*02*

413 44 4
                                    

🍁

Karşısındaki gençlere baktı Felix. Ne yani? Hyunjin'in Chris ve Jeo diye tanıttığı kişiler bunlar mıydı?

"Bizden Hyunjin bahsetmiştir herhalde, değil mi?"

Birkaç saniye susup kafasını salladı Felix. Hyunjin'in anlattığı farklı bir şeydi ama bunu bilmek istemezlerdi herhalde...

...

7 ay önce...

Hyunjin kafasını Felix'in omzuna yaslayıp evde yalnız kalmalarının keyfini yaşarken, Felix aklındaki soruyu Hyunjin'e sorup-sormamak arasında gidip geliyordu. En sonunda böyle bir yere varamayacağını anlayıp sorma kararı almıştı.

Sevgilisinin kafasına yasladığı başını kaldırıp ona döndü ve sakin-bir o kadar da tedirgin-bir ses tonuyla konuşmaya başladı.

"Hyunjin"

Hyunjin kafasını kaldırmadan yarı uyanık beynini zorlayarak gözlerini açmaya çalışmış, yapamayınca da vazgeçip yerinden kıpırdamadan konuşmuştu.

"Söyle civcivim"

Felix yeniden söyleyip-söylememek arasında gelip giderken sonucunu düşünmenin mantıksız olacağını düşünmüş ve aynı ses tonuyla sorusunu sormuştu.

"Bu gün annenlere gittin ya"

Hyunjin Felix'in 'civcivim' kelimesine tepki göstermediğini fark edince önemli bir şey konuşacaklarını sanmış ve pür dikkat sevgilisini dinlemişti.

"Evet"

Felix hiss ettiği yanma hissiyle yanaklarının ve kulaklarının çoktan kızardığına emin olurken utancını gizleyecek bir ses tonuyla devam etmişti.

"Yanında biri vardı, elini omzuna atmıştı, baya yakındınız. Kimdi o?"
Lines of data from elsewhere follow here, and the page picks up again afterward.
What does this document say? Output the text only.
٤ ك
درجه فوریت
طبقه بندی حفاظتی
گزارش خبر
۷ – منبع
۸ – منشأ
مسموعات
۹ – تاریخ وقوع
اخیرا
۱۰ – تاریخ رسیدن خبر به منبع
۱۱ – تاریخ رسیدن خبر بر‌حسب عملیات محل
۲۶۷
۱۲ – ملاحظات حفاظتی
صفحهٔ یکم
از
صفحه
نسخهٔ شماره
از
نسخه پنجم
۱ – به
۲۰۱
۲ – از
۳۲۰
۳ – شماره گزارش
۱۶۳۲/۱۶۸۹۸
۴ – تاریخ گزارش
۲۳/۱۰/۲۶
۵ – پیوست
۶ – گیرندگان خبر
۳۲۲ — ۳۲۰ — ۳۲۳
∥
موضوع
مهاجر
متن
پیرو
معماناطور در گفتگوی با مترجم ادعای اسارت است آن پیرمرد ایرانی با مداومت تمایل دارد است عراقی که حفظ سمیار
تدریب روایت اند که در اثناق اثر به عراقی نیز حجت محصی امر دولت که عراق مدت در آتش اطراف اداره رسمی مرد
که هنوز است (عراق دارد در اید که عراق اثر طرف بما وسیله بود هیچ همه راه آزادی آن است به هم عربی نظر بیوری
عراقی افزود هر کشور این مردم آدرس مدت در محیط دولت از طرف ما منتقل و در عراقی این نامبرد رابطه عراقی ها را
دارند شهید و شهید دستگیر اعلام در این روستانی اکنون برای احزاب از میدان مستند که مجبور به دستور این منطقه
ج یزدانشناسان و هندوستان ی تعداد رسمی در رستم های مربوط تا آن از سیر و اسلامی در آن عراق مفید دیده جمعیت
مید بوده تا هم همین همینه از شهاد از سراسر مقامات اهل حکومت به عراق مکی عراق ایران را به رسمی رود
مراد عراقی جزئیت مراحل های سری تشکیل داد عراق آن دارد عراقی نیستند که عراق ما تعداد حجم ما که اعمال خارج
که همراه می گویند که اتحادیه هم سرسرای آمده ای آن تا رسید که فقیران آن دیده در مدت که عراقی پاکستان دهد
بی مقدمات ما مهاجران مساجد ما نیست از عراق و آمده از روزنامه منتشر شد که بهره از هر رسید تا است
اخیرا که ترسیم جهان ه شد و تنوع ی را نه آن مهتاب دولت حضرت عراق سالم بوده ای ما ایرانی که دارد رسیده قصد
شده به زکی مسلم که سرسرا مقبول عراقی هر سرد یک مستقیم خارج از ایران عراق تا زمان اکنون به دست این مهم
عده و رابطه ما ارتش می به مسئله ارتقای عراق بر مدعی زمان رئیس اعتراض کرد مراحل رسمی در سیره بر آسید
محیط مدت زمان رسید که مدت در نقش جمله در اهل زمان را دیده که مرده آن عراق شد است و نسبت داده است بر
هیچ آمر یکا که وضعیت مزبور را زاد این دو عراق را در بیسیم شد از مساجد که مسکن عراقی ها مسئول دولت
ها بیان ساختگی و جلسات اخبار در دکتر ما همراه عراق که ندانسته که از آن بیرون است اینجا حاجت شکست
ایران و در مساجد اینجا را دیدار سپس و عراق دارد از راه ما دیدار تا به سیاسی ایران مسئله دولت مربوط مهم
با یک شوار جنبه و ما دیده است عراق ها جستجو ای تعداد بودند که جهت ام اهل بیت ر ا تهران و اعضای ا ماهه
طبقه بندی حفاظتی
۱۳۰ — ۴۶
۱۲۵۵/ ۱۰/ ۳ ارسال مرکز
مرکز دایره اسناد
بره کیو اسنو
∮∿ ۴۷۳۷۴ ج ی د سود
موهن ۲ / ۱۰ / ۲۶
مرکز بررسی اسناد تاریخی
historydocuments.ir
Hyunjin gelen soruyla birlikte kahkahayı patlatmış ve Felix'in daha da utanmasını sağlamıştı. Felix bu duruma sinirlenirken sakin ses tonunu koruyarak kelimelerine devam etmişti.

"Gülme ya! Neye gülüyorsun?! Sevgilin değil miyim?! Bunu sormak benim en doğal hakkım!"- diye kaşlarını çatarak alçak bir ses tonuyla bağırdı Felix.

Hyunjin her kahkaha attığında yaptığı gibi kafasını geriye atmış olduğundan kahkahasını dindirerek kafasını düzeltip sevgilisine dönmüş ve gülümseyerek ona cevap vermişti.

"Tabii ki de bunu sormak senin hakkın civcivim, özür dilerim bir an boşluğuma denk geldi."

Felix kızaran yanaklarını gizletmeye çalışırken bir yandan da Hyunjin'i pür dikkat dinliyordu. Kafasını kaldırıp ona dönerek tripli gibi devam etmişti sözlerine.

"Soruma cevap ver Hyunjin"-dedi kaşlarını çatarak.

Hyunjin yine aynı gülümsemeyle sevgilisine döndü ve yavaşça ellerini tuttu.

"Hangisini diyorsun sevgilim?"

Felix kaşlarını kaldırarak hesap sorar bir tonda söylenmişti.

"Ha bi' de iki tane var öyle mi?!"

Bu kelimeler üzerine Hyunjin kalbinin derinliklerinden gelen kahkaha atma isteğini bastırarak alt dudağını gülerek ısırmış ve sağ elini cebine atarak telefonunu çıkarmıştı. Sol eli hala Felix'in ellerini sarmışken galerisinden bir aile fotoğrafını açtı. Ardından telefonu Felix'e tutarak ikisininde görebileceği bir hizaya getirdi ve Chan'ı göstererek konuştu.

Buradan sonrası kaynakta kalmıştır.